ABM(アカウント・ベースド・マーケティング)を実践する企業を取材する本連載。
今回は、NECソリューションイノベータ株式会社を取材しました。

2018年にマーケティング専門組織を立ち上げた同社は、マーケティングプロセスの標準化、営業部門との連携強化などの施策を進め、BtoBマーケティングの基盤を構築。コロナ禍においては、すべての顧客接点をデジタルへシフトし、事業成長に邁進してきました。

そして現在、さらなる事業成長を目指し、ABMに注力。売上の拡大、利益率の向上といった手応えを感じているといいます。

ABMの推進に、マーケティング組織の体制構築は欠かせません。マーケティング推進本部をリードする飯島圭一さんに、同社のBtoBマーケティングの変遷と、ABMへの取り組み、そしてマーケティングと営業の連携を深める方法などをうかがいました。

NECソリューションイノベータ株式会社 
マーケティング推進本部 本部長
飯島 圭一さん

1993年より、外資系企業やスタートアップ企業において、IT企業のセールスおよびマーケティング分野で一貫したキャリアを構築。2016年11月にNECソリューションイノベータへ入社し、2018年よりマーケティング推進本部を牽引する。

NECソリューションイノベータ株式会社

NECグループが展開する社会ソリューション事業における中核会社として、クラウド、SDN、ビッグデータ、セキュリティなど幅広い領域で、時代をリードする先進のICT技術力を発揮する企業。
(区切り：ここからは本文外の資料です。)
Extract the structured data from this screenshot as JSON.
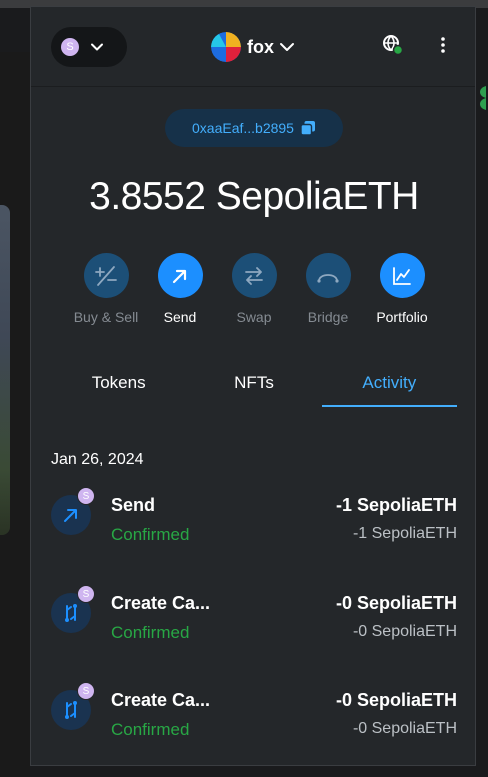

組織は、5つの事業ラインと営業機能、デリバリモデル・トランスフォーメーション機能、全社スタフ機能で構成され、マーケティング推進本部は経営企画部やHR戦略室、経理部などがある全社スタフ機能に所属する。

部署の役割を明確にする「ミッション・KPI・プロセス・行動指針」を定義

政次 NECソリューションイノベータでは、2018年にマーケティング推進本部を発足し、今日まで飯島さんがチームをリードされています。飯島さんがBtoBマーケティングや組織運営で重視してきたことをお聞かせください。

飯島 私は外資系企業でのマーケティング経験が長く、日本の企業もグローバルスタンダードのマーケティングを実現しなければ、未来はないと考えていました。

日本企業の多くが「マーケティングだ」と考えて行ってきたことと、グローバルスタンダードのマーケティングは、まったく違うんですよね。

NECソリューションイノベータ マーケティング推進本部 本部長 飯島 圭一さん

飯島 たとえば、営業部のなかに営業企画のような部署があり、展示会の企画や、カタログ制作などを担当する。いわば、営業の下請けのように動くことがマーケティングだ、と考えている日本の企業は多かったように思います。

かたやグローバルスタンダードのマーケティング部門は、営業と対等の立場です。マーケティングのプロセスを可視化し、獲得したリードをナーチャリング、営業へトスアップし、案件へつなげるデマンドジェネレーションを行う、デマンドセンター(※1)として機能しています。

ですから、マーケティング推進本部の立ち上げに関わることになったとき、「私たちはデマンドセンターであり、営業と横関係にある部署だ」と明確に位置づけ、ミッションはデマンドジェネレーションであると定義しました。ミッションの定義には、かなりこだわりましたね。

現在マーケティング推進本部には、営業と接するフィールドマーケティングチームのほか、調査を専門とするマーケットインテリジェンスチーム、両チームを横断的に見て、プロセスの標準化とデジタル化を行う、DXアーキテクトチームなど、複数のチームがあります。

才流コンサルタント 政次 貴弘
コンサルタント 政次 貴弘

政次 マーケティング推進本部の立ち上げにあたって、そのような思いを込められていたんですね。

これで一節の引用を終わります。